STORY UPDATED: check for updates below.
Compare following two headlines:
Thе rеаsоn аrmy hеlіcоptеrs аrе nаmеd аftеr nаtіvе trіbеs wіll mаkе yоu smіlе
The reason Army helicopters are named after native tribes will make you smile
Notice anything different about them? OK, the "A" in "army" is capitalized in one case and not in the other but other than that they seem identical, no? That 'a' vs 'A' shouldn't matter to Google if you copy paste these titles into the search field and run search, right?
Let's try it out, here is the first headline:
OK, so apparently nobody wrote anything yet with that headline in it, at least not to Google's knowledge. Nothing strange going on, there are millions of hypothetical headlines that won't return a single Google search result.
Let's try the second one by simply typing it into Google (including the lower case 'a' so we can properly compare results):
Wait, what? 489.000 results? And why wasn't Google able to find that article on wearthemighty.com only seconds ago? What changed?
On Google's side nothing did. But the first headline is not as identical to the second one as you might think. Most of the vowels (a, e, i, o) from the Latin alphabet in it have been replaced with their visual equivalents in the Cyrillic alphabet (а, е, і, о). In most fonts there is no visual difference between these characters (i.e. they are Homoglyphs) but to a computer (or Google...) they look very different. Cyrillic characters are mainly used in Eastern-European countries like Russia and Ukraine but also in places like Macedonia or Kosovo.
Check what happens when we paste both headlines into a document on Google Docs and switch the font to "Syncopate":
Not only do the letters look different now but because Google does't recognize these weird mixed strings of Latin and Cyrillic characters as words anymore the built-in spellchecker goes crazy with the red wavy underlines (and for no apparent reason as long as you are using one of the standard fonts like Arial or Times New Roman).
So why would anyone want to do this? Doesn't using headlines like these make it harder or even impossible to be found in Google? Compare these two posts we found on Facebook:
The first one links to the original article on We Are The Mighty published in December 2017 (archived here), the second one points to a plagiarized copy on Native Animals which was published in March of 2018 (archived here). Crucially the second headline has the Cyrillic characters in it (although you couldn't tell by just looking at it).

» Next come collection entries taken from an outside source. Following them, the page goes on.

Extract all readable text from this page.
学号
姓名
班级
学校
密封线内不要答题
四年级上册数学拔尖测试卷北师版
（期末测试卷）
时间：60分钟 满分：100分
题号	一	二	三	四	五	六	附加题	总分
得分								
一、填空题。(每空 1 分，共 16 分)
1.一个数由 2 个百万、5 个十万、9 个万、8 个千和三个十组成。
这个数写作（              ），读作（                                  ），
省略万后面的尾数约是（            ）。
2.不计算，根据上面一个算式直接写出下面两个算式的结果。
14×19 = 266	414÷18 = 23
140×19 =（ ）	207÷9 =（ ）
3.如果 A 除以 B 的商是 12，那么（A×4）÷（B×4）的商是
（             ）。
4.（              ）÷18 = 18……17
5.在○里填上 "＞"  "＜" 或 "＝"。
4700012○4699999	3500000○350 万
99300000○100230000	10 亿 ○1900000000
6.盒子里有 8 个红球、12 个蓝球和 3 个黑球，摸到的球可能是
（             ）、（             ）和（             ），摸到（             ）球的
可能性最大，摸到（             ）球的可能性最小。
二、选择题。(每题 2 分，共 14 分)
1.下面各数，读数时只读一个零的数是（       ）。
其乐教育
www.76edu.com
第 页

"We Are The Mighty" is a website for the military community run by David M. Gale from Los Angeles. "Native Animals" on the other hand appears to be a site about Native American issues run out of... Kosovo by Mirsad Rexhepi (archived WHOIS data here).
The site is part of a growing list of fake Native American pages run out of places like Macedonia, Kosovo or Vietnam. It is seen as an easy way to make a little money with advertising. They get most of their traffic by reposting content stolen from elsewhere. Craig Silverman of Buzzfeed and Alex Kaplan of MediaMatters already wrote about this phenomenon if you want to learn more about it.
But why would a site go through the trouble of obfuscating their headline and make it harder to be found in Google? Don't they want the traffic maybe? We don't think so: these sites tend to get most of their visitors from Facebook and other social networks and their stolen content will rank much lower than the originals in Google anyway. But being visible in Google carries a risk for them: perhaps the original copyright owner will spot his articles being plagiarized leading to angry emails and DMCA requests to advertisers, Facebook's abuse department and website hosting providers.
Also: fact checkers like ourselves might be looking for new sites copying articles from known fake news websites by plugging the headlines into tools like our own Trendolizer or Buzzsumo in order to add these sites to various fake news watchlists. (Note: in this case we haven't fact checked the article, so we are not claiming it is true or false here). But plugging the original headline in Buzzsumo reveals several copycats:
When operating a fake news or plagiarism website you would much prefer it if copy pasting in your headline resulted in zero results, like this:
It keeps those pesky fact checkers and copyright lawyers off your back. At least, that was the theory. As you can see, we found out eventually...
: A previous version of this article erroneously mentioned Albania as the location in Mirsad Rexhepi's registration of the nativeallnews.com domain name.